In none of these words, across all these officials and institutions, was any Albanian mentioned.
None.
We must be precise about what this silence is about. It is not an omission. It is not the natural contraction of the official language. It is the product of a system that has decided, with consistency across decades and institutions, that Albanian suffering does not qualify as suffering. That Albanian dead do not qualify as dead. That almost a million people driven from their homes at gunpoint occupy, in Belgrade’s moral worldview, the same category as the weather: a phenomenon, not a crime; a fact of the landscape, not something done to human beings by other human beings.
This is not a relic from 1999. It is the operating premise of 2026.
The most illuminating document of this commemoration is not Vučić’s speech. It is the official statement of the Commissariat for Refugees and Migration, a state institution whose legal mandate is to protect displaced persons. For the 27th anniversary, the Commissariat issued a cautious, bureaucratically correct statement on displacement. It noted that a large number of people from Kosovo and Metohija were forced to flee during the bombing. It noted the approximately 200.000 internally displaced persons registered in Serbia today. It concluded with a commitment to human rights, dialogue, and the UN Charter.

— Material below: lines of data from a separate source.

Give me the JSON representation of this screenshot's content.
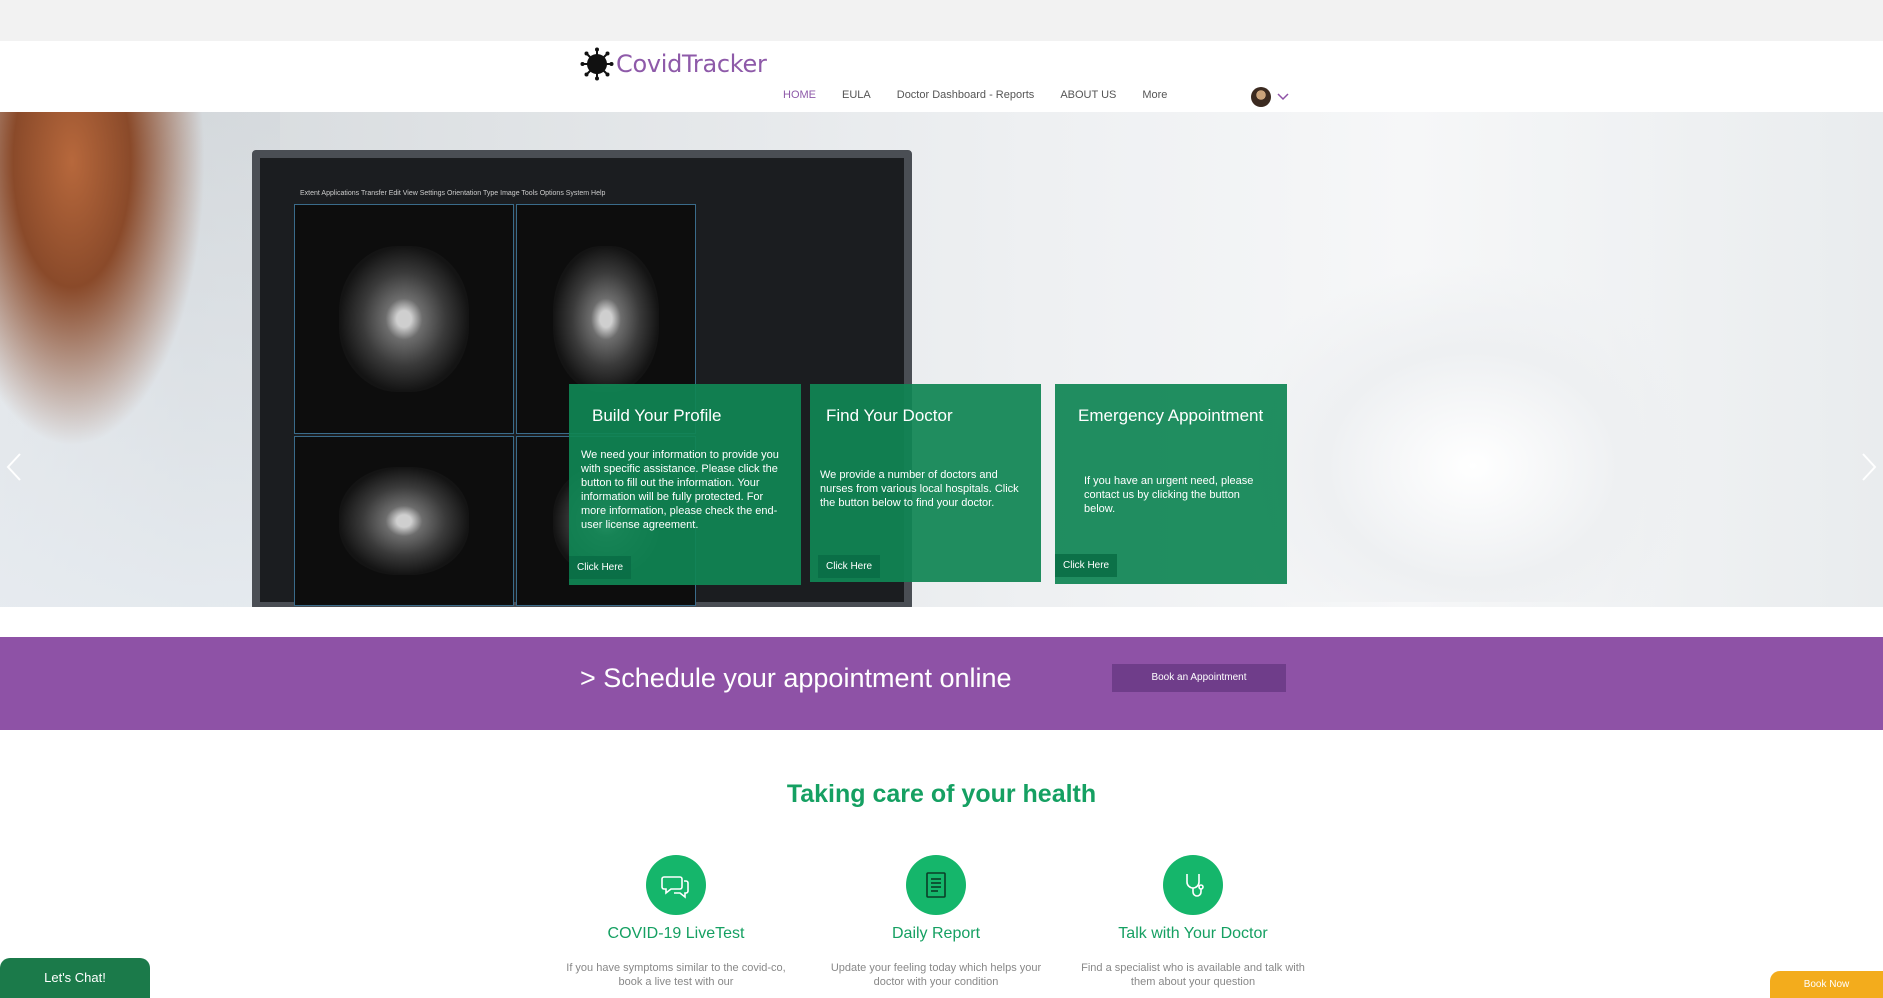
{
  "header": {
    "brand": "CovidTracker",
    "nav": [
      {
        "label": "HOME"
      },
      {
        "label": "EULA"
      },
      {
        "label": "Doctor Dashboard - Reports"
      },
      {
        "label": "ABOUT US"
      },
      {
        "label": "More"
      }
    ]
  },
  "hero": {
    "monitor_menu": "Extent  Applications  Transfer  Edit  View  Settings  Orientation  Type  Image  Tools  Options  System  Help",
    "cards": [
      {
        "title": "Build Your Profile",
        "text": "We need your information to provide you with specific assistance. Please click the button to fill out the information. Your information will be fully protected. For more information, please check the end-user license agreement.",
        "button": "Click Here"
      },
      {
        "title": "Find Your Doctor",
        "text": "We provide a number of doctors and nurses from various local hospitals. Click the button below to find your doctor.",
        "button": "Click Here"
      },
      {
        "title": "Emergency Appointment",
        "text": "If you have an urgent need, please contact us by clicking the button below.",
        "button": "Click Here"
      }
    ]
  },
  "schedule": {
    "text": "> Schedule your appointment online",
    "button": "Book an Appointment"
  },
  "care": {
    "title": "Taking care of your health",
    "features": [
      {
        "title": "COVID-19 LiveTest",
        "desc": "If you have symptoms similar to the covid-co, book a live test with our",
        "icon": "chat-bubbles-icon"
      },
      {
        "title": "Daily Report",
        "desc": "Update your feeling today which helps your doctor with your condition",
        "icon": "report-list-icon"
      },
      {
        "title": "Talk with Your Doctor",
        "desc": "Find a specialist who is available and talk with them about your question",
        "icon": "stethoscope-icon"
      }
    ]
  },
  "widgets": {
    "chat": "Let's Chat!",
    "book_now": "Book Now"
  },
  "colors": {
    "brand_purple": "#8e52a6",
    "card_green": "#108554",
    "accent_green": "#15a062",
    "book_now": "#f3ac1c"
  }
}
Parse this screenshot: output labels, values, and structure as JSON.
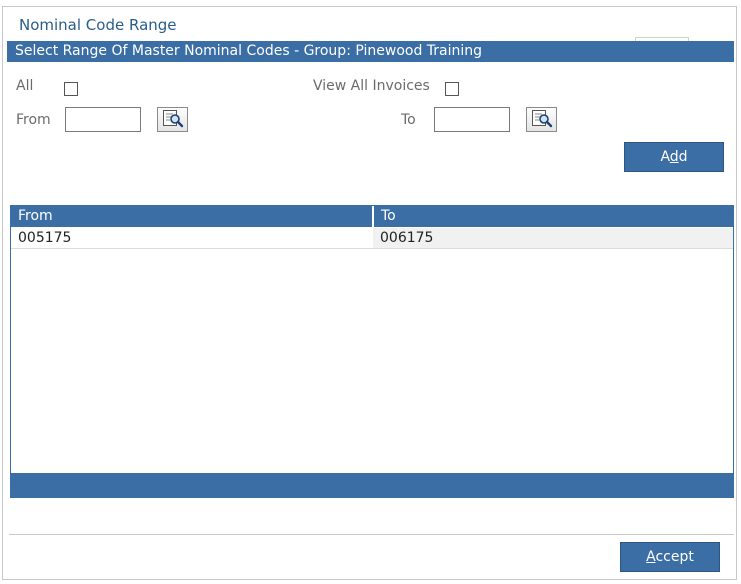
{
  "window": {
    "title": "Nominal Code Range"
  },
  "header": {
    "text": "Select Range Of Master Nominal Codes - Group: Pinewood Training"
  },
  "filters": {
    "all_label": "All",
    "view_all_invoices_label": "View All Invoices",
    "from_label": "From",
    "to_label": "To",
    "from_value": "",
    "to_value": "",
    "lookup_icon": "search-lookup-icon"
  },
  "buttons": {
    "add_prefix": "A",
    "add_accel": "d",
    "add_suffix": "d",
    "accept_accel": "A",
    "accept_suffix": "ccept"
  },
  "grid": {
    "columns": [
      "From",
      "To"
    ],
    "rows": [
      {
        "from": "005175",
        "to": "006175"
      }
    ]
  },
  "colors": {
    "accent": "#3a6ea5",
    "title_text": "#2a5d8c",
    "label_text": "#6b6b6b"
  }
}
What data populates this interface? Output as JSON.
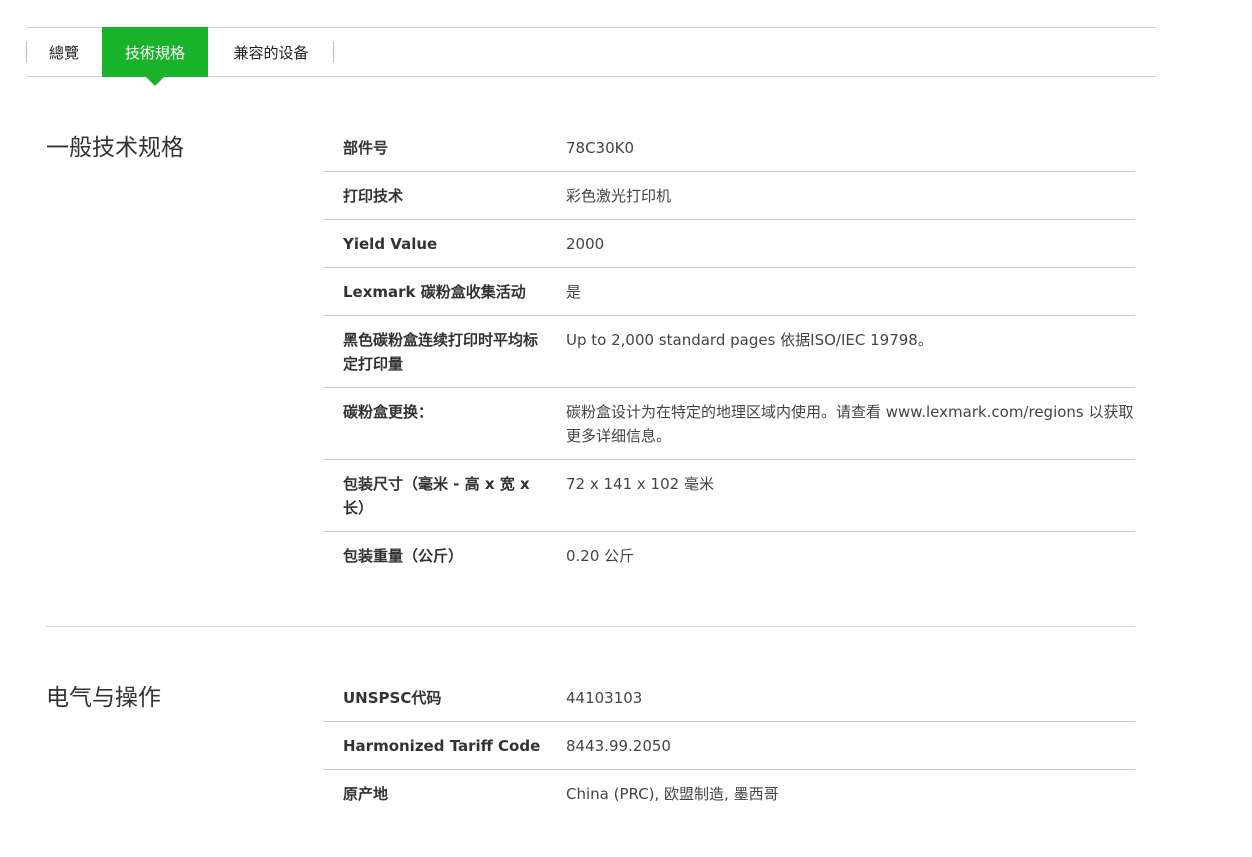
{
  "tabs": [
    {
      "label": "總覽",
      "active": false
    },
    {
      "label": "技術規格",
      "active": true
    },
    {
      "label": "兼容的设备",
      "active": false
    }
  ],
  "accent_color": "#19b32b",
  "sections": [
    {
      "title": "一般技术规格",
      "rows": [
        {
          "key": "部件号",
          "value": "78C30K0"
        },
        {
          "key": "打印技术",
          "value": "彩色激光打印机"
        },
        {
          "key": "Yield Value",
          "value": "2000"
        },
        {
          "key": "Lexmark 碳粉盒收集活动",
          "value": "是"
        },
        {
          "key": "黑色碳粉盒连续打印时平均标定打印量",
          "value": "Up to 2,000 standard pages 依据ISO/IEC 19798。"
        },
        {
          "key": "碳粉盒更换：",
          "value": "碳粉盒设计为在特定的地理区域内使用。请查看 www.lexmark.com/regions 以获取更多详细信息。"
        },
        {
          "key": "包装尺寸（毫米 - 高 x 宽 x 长）",
          "value": "72 x 141 x 102 毫米"
        },
        {
          "key": "包装重量（公斤）",
          "value": "0.20 公斤"
        }
      ]
    },
    {
      "title": "电气与操作",
      "rows": [
        {
          "key": "UNSPSC代码",
          "value": "44103103"
        },
        {
          "key": "Harmonized Tariff Code",
          "value": "8443.99.2050"
        },
        {
          "key": "原产地",
          "value": "China (PRC), 欧盟制造, 墨西哥"
        }
      ]
    }
  ]
}
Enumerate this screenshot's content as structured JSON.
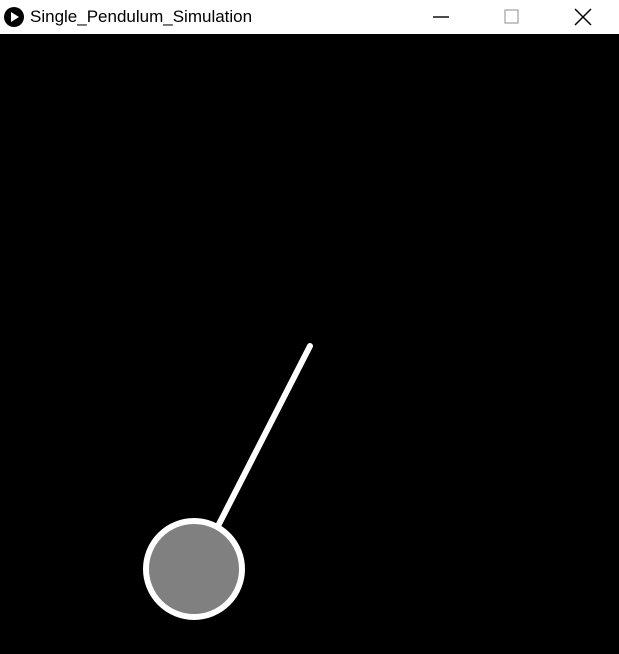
{
  "window": {
    "title": "Single_Pendulum_Simulation",
    "app_icon": "processing-play-icon",
    "controls": {
      "minimize_icon": "minimize-icon",
      "maximize_icon": "maximize-icon",
      "close_icon": "close-icon"
    }
  },
  "simulation": {
    "background_color": "#000000",
    "rod_color": "#ffffff",
    "bob_fill_color": "#808080",
    "bob_stroke_color": "#ffffff"
  }
}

The nearly one million Albanians displaced from Kosovo in 1999, the largest forced population displacement in Europe since World War II, appear nowhere in this document.
A state body tasked with counting displaced persons counted the displaced persons it chose to see and left others out. This is not a mistake. It is politics. And politics reflects belief. The belief, nurtured and enforced by Serbian institutions over 27 years and multiple governments, is that Albanians do not fully belong to the category of persons whose displacement constitutes an evil. They are, in this calculation, removals from a Serbian history, not protagonists of their own history.
This isn't memory. It's engineering.
You don't need a law to say that Albanians are less people. You just need a Commissariat that writes about displacement without mentioning them. You just need a Foreign Minister who posts about victims without including them. Repeat this across enough institutions, over enough years, and it becomes the tacit premise of an entire political culture. This is what Belgrade has built. This is what Belgrade is still building.
Foreign Minister Đurić’s post was addressed, in English, to a transatlantic audience. This matters. He was not addressing an inner circle that already shares this belief. He was making an argument, in the language of international law and humanitarian concern, for readers in Washington and Brussels who may not know that the argument rests on a foundation of systematic erasure. The way the argument is constructed, that NATO imposed an example of illegitimate force that has poisoned the international order ever since, is designed to resonate at a moment when the policy of intervention is under pressure and the legitimacy of the 1990s settlement is openly questioned.
On the surface, it is a well-held argument. It collapses the moment Albanians are allowed into it. The intervention came after years of documented atrocities, a 1998 military offensive that displaced hundreds of thousands before any NATO aircraft had crossed Serbian airspace, massacres in Recak, Kruše e Madhe, and Izbica, and a systematic campaign whose evidence fills the archives of the International Criminal Tribunal for the former Yugoslavia. Whatever judgment is reached on the legality of the intervention, the sequence of events that produced it is not historically disputed.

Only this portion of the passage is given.